Потихоньку, чтобы не беспокоить сердца, шли они по бульвару. Бульвар был большой, в несколько расходящихся аллей, темный, пустынный. Город закрывал свои магазины, тушил огни, уходил в театры, кинематографы, а на бульвар сходились осторожные парочки, садились на низеньких скамьях, стараясь спрятаться от лунных пятен, шептались о любви и крепко, беззвучно целовались.
Чтобы попасть на гору, нужно было свернуть с бульвара и пройти мимо электрической станции. Остановились пред ее огромными, разделенными на квадраты крупных стекол, окнами. Станция была ярко и ровно освещена синеватым светом; блестели части машин, вертелись ремни, ухал расходившийся и, казалось, почему-то на черного медведя похожий, мотор. Сидели двое рабочих в неподпоясанных блузах: один, опершись на руку и заломив голову вверх, спал, а другой, перегнув газету на восемь частей, читал и ел хлеб.

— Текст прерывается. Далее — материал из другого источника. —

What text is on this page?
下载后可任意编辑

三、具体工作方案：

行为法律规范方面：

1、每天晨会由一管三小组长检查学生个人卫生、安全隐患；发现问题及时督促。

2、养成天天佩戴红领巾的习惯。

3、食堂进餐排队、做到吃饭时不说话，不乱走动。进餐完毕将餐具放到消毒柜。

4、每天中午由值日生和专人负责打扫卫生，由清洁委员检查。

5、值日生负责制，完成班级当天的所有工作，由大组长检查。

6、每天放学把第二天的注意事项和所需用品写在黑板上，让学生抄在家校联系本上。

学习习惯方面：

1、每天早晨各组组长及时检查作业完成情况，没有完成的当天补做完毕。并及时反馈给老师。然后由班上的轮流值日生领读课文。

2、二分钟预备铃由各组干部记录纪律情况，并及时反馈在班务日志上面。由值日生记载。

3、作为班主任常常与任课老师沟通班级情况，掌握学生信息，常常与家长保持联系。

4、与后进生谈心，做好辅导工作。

Пошли дальше, попали опять в темноту, спотыкались о какие-то камни, и тут заговорил Свирин, на этот раз уже сурово, тоном осуждения:
— Вот еще не могу я понять телефона! И как это так сделано, — ума не приложишь! Мне сказывали, что от телефона может у человека грызь приключиться.
Направо от тротуарчика, по которому они шли, был парк; в нем по весне бывает много соловьев; в кем, около каменной беседки, отравился нашатырным спиртом секретарь, городской полиции, обвиненный в растрате.
Налево, через широкую дорогу, помещалась и сама полиция. В одном окне, во втором этаже, горел свет, но этакого не было видно. На каланче всегда, и днем, и ночью ходит дежурный солдат и посматривает на город. Затем начиналась широкая площадь, и в конце ее стоял белый, от луны издали кажущийся горбатым, собор.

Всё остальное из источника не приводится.